La removió y la miró una vez más.
‘¿Estará envenenado?’, se preguntó.
‘Aunque lo estuviera…
esta cantidad no me matará, ¿verdad?
A menos que realmente quiera que muera ahora.’
—Está envenenado —lo miró cuando él lo confesó —pero no te matará…
eso espero.
‘Dios mío…’ mandó sus oraciones ese segundo mientras suspiraba.
Lo sabía.
Él había venido por una razón.
—Cuando dijiste que estaba ocupando tu cabeza, ¿quisiste decir que estabas demasiado distraído pensando cómo matarme?
—soltó de golpe y su brillante sonrisa fue suficiente para una respuesta.
‘No importa, Aries.
Esta pequeña cantidad no me matará.’
Aries dejó escapar un ligero suspiro y sin dudarlo llevó el té a sus labios.
Con los ojos cerrados, bebió el té envenenado y frunció el ceño ante el fuerte sabor amargo.
Siseó al dejar la taza, enfrentando a Abel, que sonreía delicadamente.

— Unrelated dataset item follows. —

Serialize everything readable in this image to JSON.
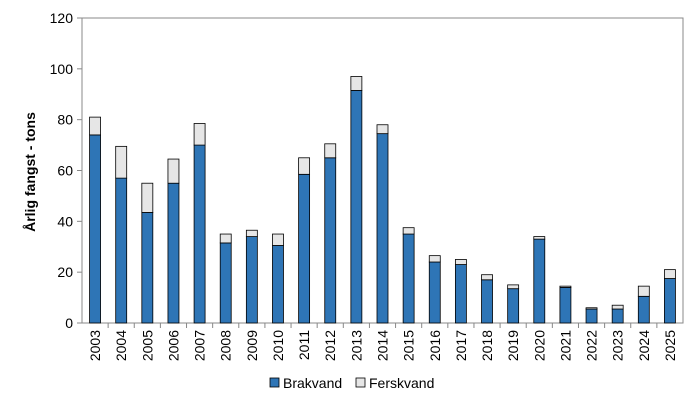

—Qué bonito —levantó una mano y sus dedos jugaban con su cabello —ah…
me haces querer hacerte todo tipo de maldades.
—Abel, es…
—se quedó corta mientras su visión de repente temblaba, sintiendo como su cuerpo se inclinaba hacia un lado.
Afortunadamente, él tenía su mano levantada, sujetándole la cabeza como si lo hubiera anticipado.
Antes de que Aries perdiera la conciencia, lo oyó decir —es hora del antídoto—, y luego lo vio morderse el labio hasta que sangró a través de su vista borrosa.
Lo último que pudo recordar fue a Abel inclinándose hacia adelante y el sabor a hierro en su boca.